Where does this end??? I just want to figure out what's wrong so I can do something about it sooner rather than later. It would be nice if new issues didn't keep cropping up.
3 comments:
Good news from the CT scan but frustrating otherwise. Somehow it seems like one thing always leads to another and another and so on. As far as fixing things -- for me it's actually two questions. Not just when is something worth fixing but if so, where to start. Because fixing one thing inevitably means fixing the next related thing, and then the next and so on. Good luck with the further testing.

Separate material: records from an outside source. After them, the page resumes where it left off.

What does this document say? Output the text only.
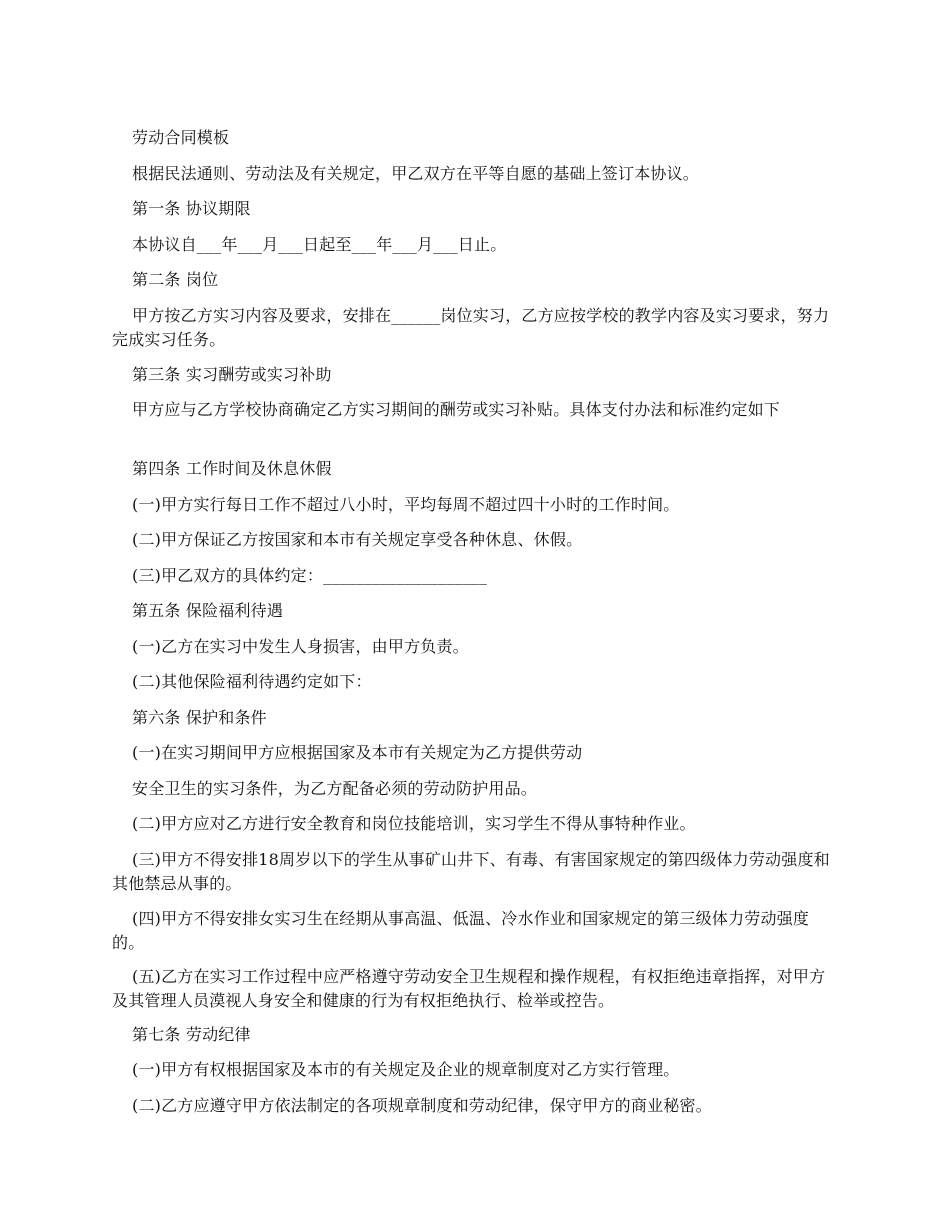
劳动合同模板
根据民法通则、劳动法及有关规定，甲乙双方在平等自愿的基础上签订本协议。
第一条 协议期限
本协议自___年___月___日起至___年___月___日止。
第二条 岗位
甲方按乙方实习内容及要求，安排在______岗位实习，乙方应按学校的教学内容及实习要求，努力完成实习任务。
第三条 实习酬劳或实习补助
甲方应与乙方学校协商确定乙方实习期间的酬劳或实习补贴。具体支付办法和标准约定如下
第四条 工作时间及休息休假
(一)甲方实行每日工作不超过八小时，平均每周不超过四十小时的工作时间。
(二)甲方保证乙方按国家和本市有关规定享受各种休息、休假。
(三)甲乙双方的具体约定：____________________
第五条 保险福利待遇
(一)乙方在实习中发生人身损害，由甲方负责。
(二)其他保险福利待遇约定如下：
第六条 保护和条件
(一)在实习期间甲方应根据国家及本市有关规定为乙方提供劳动
安全卫生的实习条件，为乙方配备必须的劳动防护用品。
(二)甲方应对乙方进行安全教育和岗位技能培训，实习学生不得从事特种作业。
(三)甲方不得安排18周岁以下的学生从事矿山井下、有毒、有害国家规定的第四级体力劳动强度和其他禁忌从事的。
(四)甲方不得安排女实习生在经期从事高温、低温、冷水作业和国家规定的第三级体力劳动强度的。
(五)乙方在实习工作过程中应严格遵守劳动安全卫生规程和操作规程，有权拒绝违章指挥，对甲方及其管理人员漠视人身安全和健康的行为有权拒绝执行、检举或控告。
第七条 劳动纪律
(一)甲方有权根据国家及本市的有关规定及企业的规章制度对乙方实行管理。
(二)乙方应遵守甲方依法制定的各项规章制度和劳动纪律，保守甲方的商业秘密。
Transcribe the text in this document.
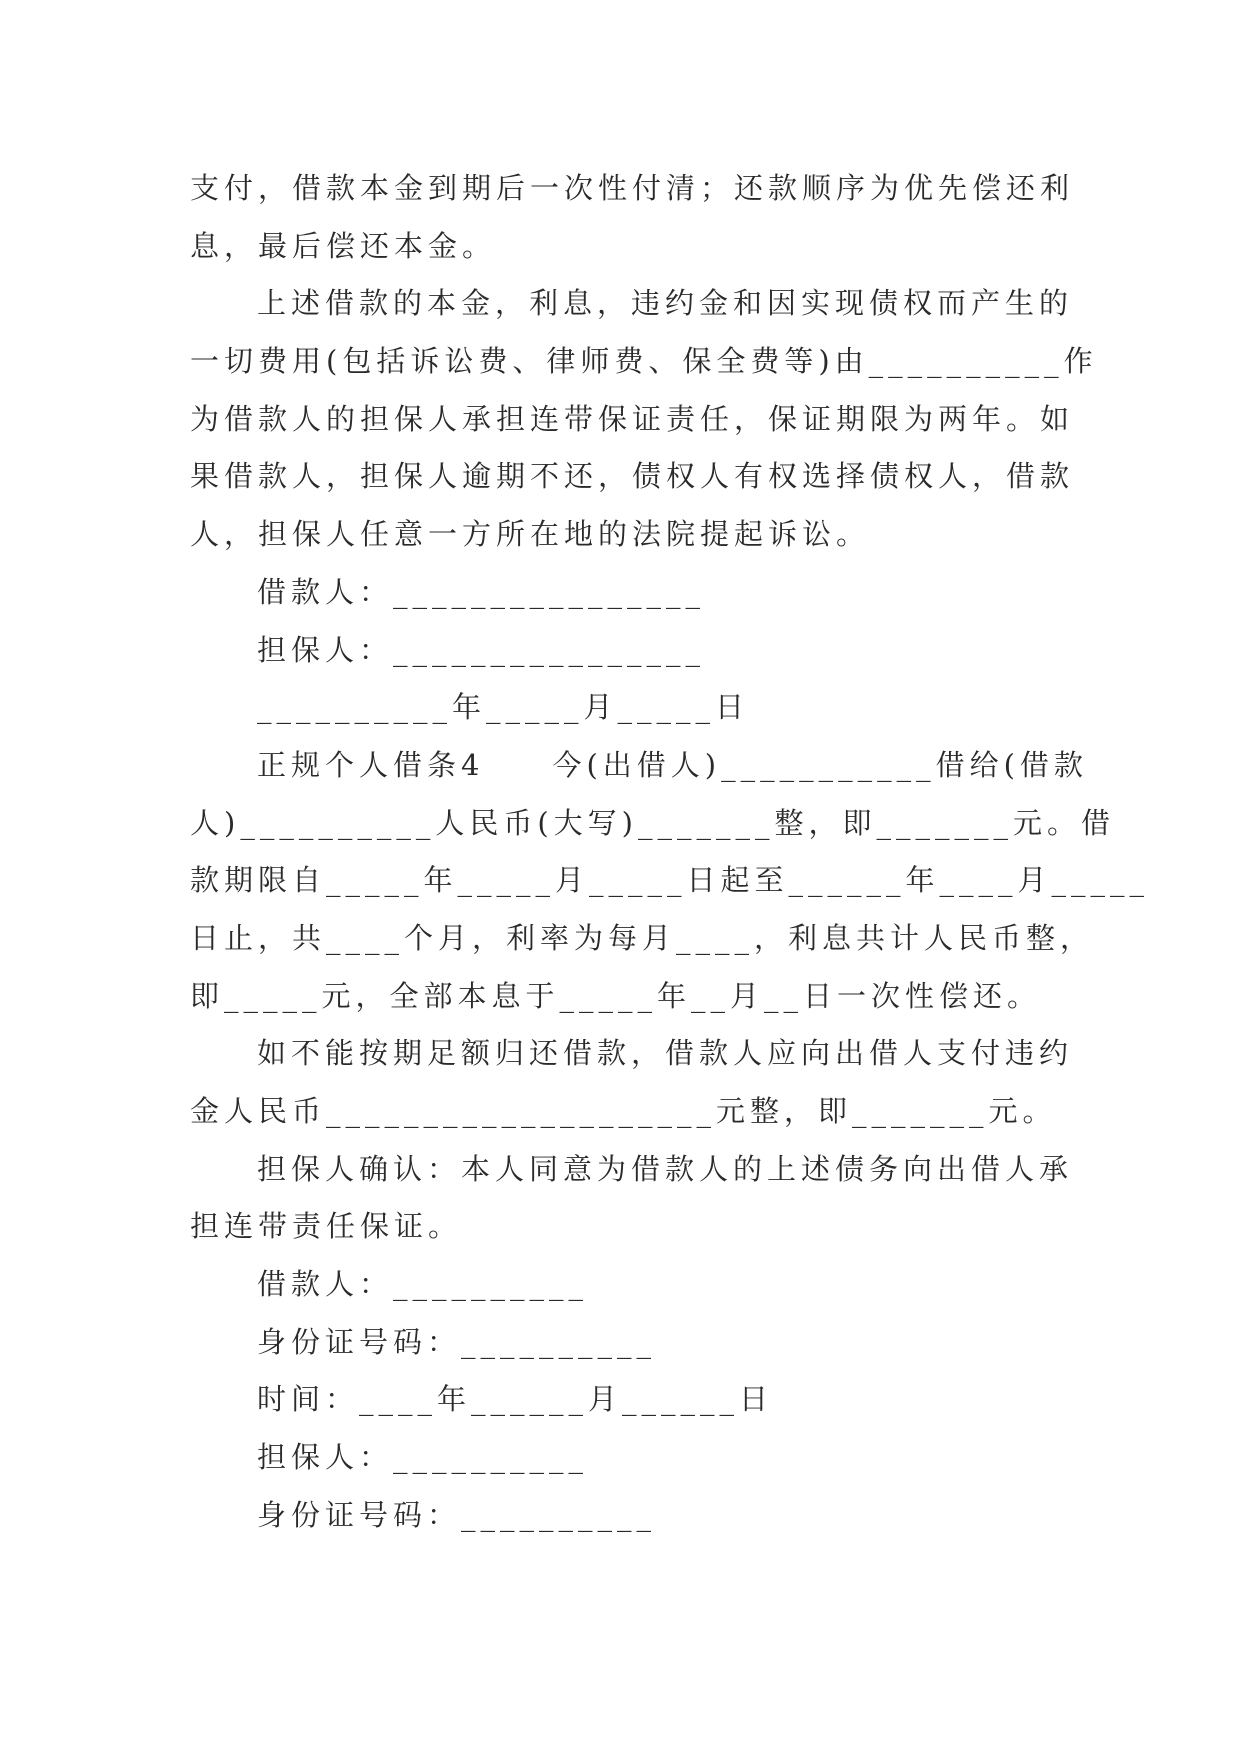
支付，借款本金到期后一次性付清；还款顺序为优先偿还利

息，最后偿还本金。

上述借款的本金，利息，违约金和因实现债权而产生的

一切费用(包括诉讼费、律师费、保全费等)由__________作

为借款人的担保人承担连带保证责任，保证期限为两年。如

果借款人，担保人逾期不还，债权人有权选择债权人，借款

人，担保人任意一方所在地的法院提起诉讼。

借款人：________________

担保人：________________

__________年_____月_____日

正规个人借条4　　今(出借人)___________借给(借款

人)__________人民币(大写)_______整，即_______元。借

款期限自_____年_____月_____日起至______年____月_____

日止，共____个月，利率为每月____，利息共计人民币整，

即_____元，全部本息于_____年__月__日一次性偿还。

如不能按期足额归还借款，借款人应向出借人支付违约

金人民币____________________元整，即_______元。

担保人确认：本人同意为借款人的上述债务向出借人承

担连带责任保证。

借款人：__________

身份证号码：__________

时间：____年______月______日

担保人：__________

身份证号码：__________
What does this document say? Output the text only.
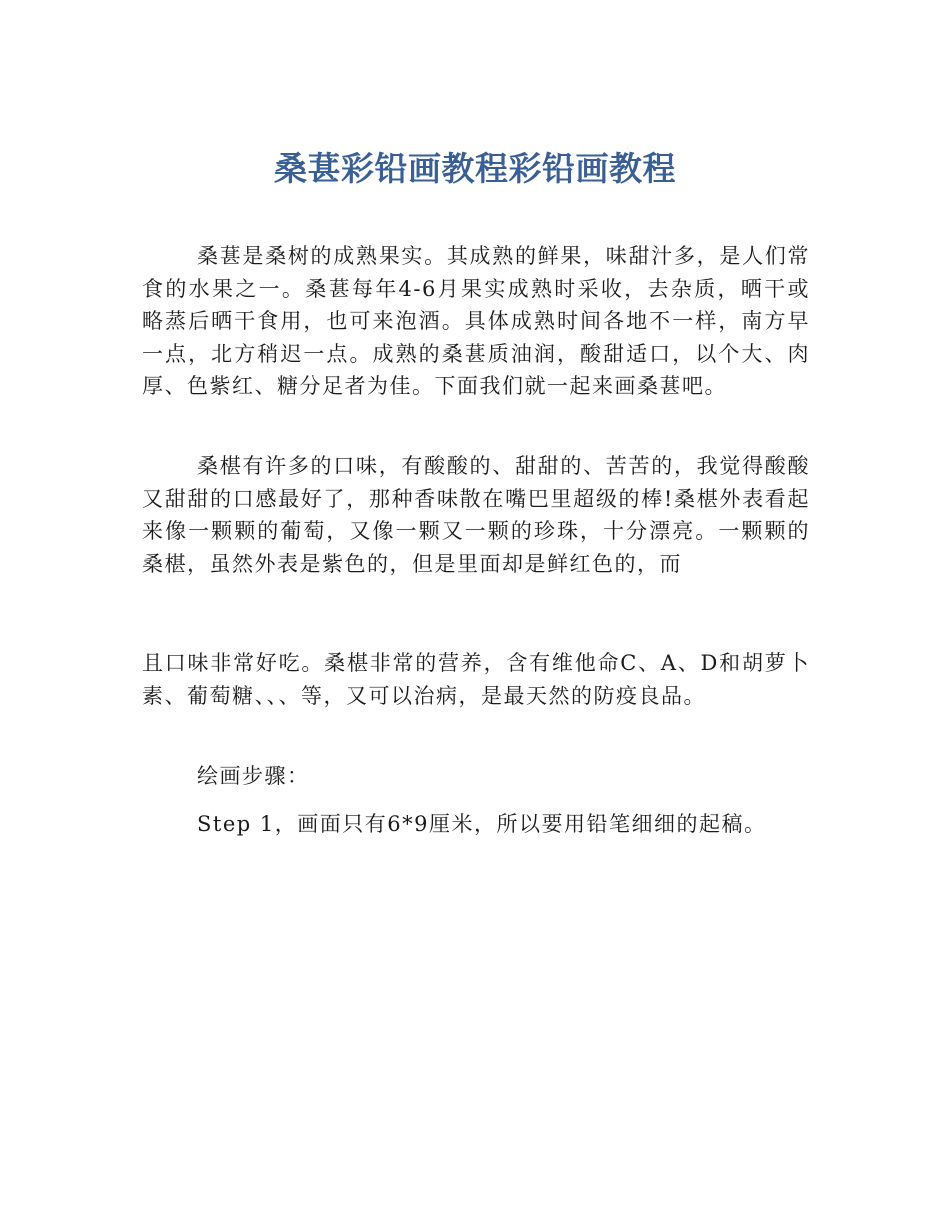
桑葚彩铅画教程彩铅画教程

桑葚是桑树的成熟果实。其成熟的鲜果，味甜汁多，是人们常食的水果之一。桑葚每年4-6月果实成熟时采收，去杂质，晒干或略蒸后晒干食用，也可来泡酒。具体成熟时间各地不一样，南方早一点，北方稍迟一点。成熟的桑葚质油润，酸甜适口，以个大、肉厚、色紫红、糖分足者为佳。下面我们就一起来画桑葚吧。

桑椹有许多的口味，有酸酸的、甜甜的、苦苦的，我觉得酸酸又甜甜的口感最好了，那种香味散在嘴巴里超级的棒!桑椹外表看起来像一颗颗的葡萄，又像一颗又一颗的珍珠，十分漂亮。一颗颗的桑椹，虽然外表是紫色的，但是里面却是鲜红色的，而

且口味非常好吃。桑椹非常的营养，含有维他命C、A、D和胡萝卜素、葡萄糖、、、等，又可以治病，是最天然的防疫良品。

绘画步骤：

Step 1，画面只有6*9厘米，所以要用铅笔细细的起稿。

Sending good thoughts your way.
Good - that your advisor is pleased with the progress of your piece
Bad - the test results uncovering unrelated problems.
I know just how you are feeling, wondering if you will ever get to be a 'normal' person again. I'm sure we both will - these are just little stumbles on the way to perfect health
Sherlock -- so true. I think that was the trouble I was running into. Whenever I "fixed" one part of the scene I was working on, other parts that had worked so well before suddenly felt off. It was like I was making things worse as I tried to make them better!
Thanks for the good thoughts.
FF -- you're very right about the wondering. I think I've accepted the diet stuff as my new normal, but I was totally not expecting this extra issue. Fortunately, it's asymptomatic (I would have had no idea there was anything out of the ordinary if I hadn't gone for the CT).
Hope you are still doing well with the massage therapy.